An intensive research exercise supported by the Lloyd’s Register Foundation (LRF) Research Collegium, lasting for 8 weeks put 24 scholars from around the world firmly in position to help solve humankind’s biggest global challenges – this year’s focus was coastal eco-cities.
The brought together 24 postgraduates representing 22 countries to Southampton University to develop imaginative solutions to the problems faced as the world’s population concentrates more and more near the coast. The countries represented were Argentina, Australia, Brazil, Canada, Chile, China, Colombia, Egypt, Greece, India, Iran, Italy, Japan, Korea, Netherlands, Nigeria, Poland, Singapore, Spain, Turkey, UK and USA.
“The high concentration of people in coastal regions has produced many economic benefits, including improved transportation links, industrial and urban development, revenue from tourism, and food production,” said Michael Franklin, LRF Grants Director. “But the effects of booming population combined with those of probable sea level rises owing to climate change are threatening the ecosystems that provide these economic benefits, indeed the very survival of many communities. Today, approximately 3 billion people live within 200 kilometres of a coast and by 2025, that figure is likely to double and that is why we wanted this year’s Collegium to tackle this major issue.”
Working to very tight deadlines, each group prepared a major technical paper suitable for publication in a peer-reviewed journal in which they interpreted what coastal eco-cities mean to them before sharing their problem-solving ideas. The Collegium closed with the presentation of all five papers to an audience of academics, industrialists, young engineers and students in Southampton on 10 September 2013. All of the papers are published by the University and shared with colleagues and contacts of the Lloyd’s Register Foundation, the participating universities and others with a commercial and academic interest in coastal eco-cities.

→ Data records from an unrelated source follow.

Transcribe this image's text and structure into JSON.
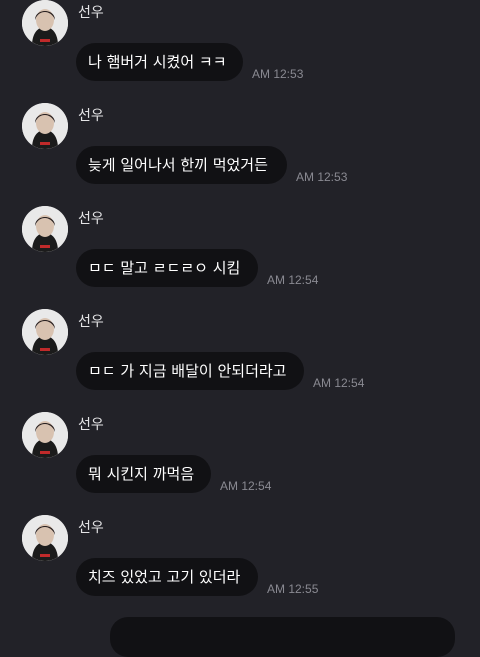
{
  "sender_name": "선우",
  "messages": [
    {
      "text": "나 햄버거 시켰어 ㅋㅋ",
      "time": "AM 12:53"
    },
    {
      "text": "늦게 일어나서 한끼 먹었거든",
      "time": "AM 12:53"
    },
    {
      "text": "ㅁㄷ 말고 ㄹㄷㄹㅇ 시킴",
      "time": "AM 12:54"
    },
    {
      "text": "ㅁㄷ 가 지금 배달이 안되더라고",
      "time": "AM 12:54"
    },
    {
      "text": "뭐 시킨지 까먹음",
      "time": "AM 12:54"
    },
    {
      "text": "치즈 있었고 고기 있더라",
      "time": "AM 12:55"
    }
  ],
  "colors": {
    "background": "#222228",
    "bubble": "#111114",
    "text": "#ffffff",
    "timestamp": "#8a8a92"
  }
}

The Collegium, now in its third year, welcomes scholars from a wide range of academic disciplines to work in small, mixed discipline groups through a structured programme that included lecturers drawn from academic research institutes and industry partners. The programme focuses on boosting the scholars’ knowledge of new and emerging technology and engineering systems, regulatory and commercial issues and design challenges.
Pictured from left to right - Min-Guk Seo, Seoul National University, Korea; Vaso Kapnopoulou, National Technical University Athens, Greece; Dr Prasanth Divakaram, University of Melbourne, Australia; Erin McMurtry, University of Southampton, UK; Liwei Yu, Shanghai Jiao Tong University, China.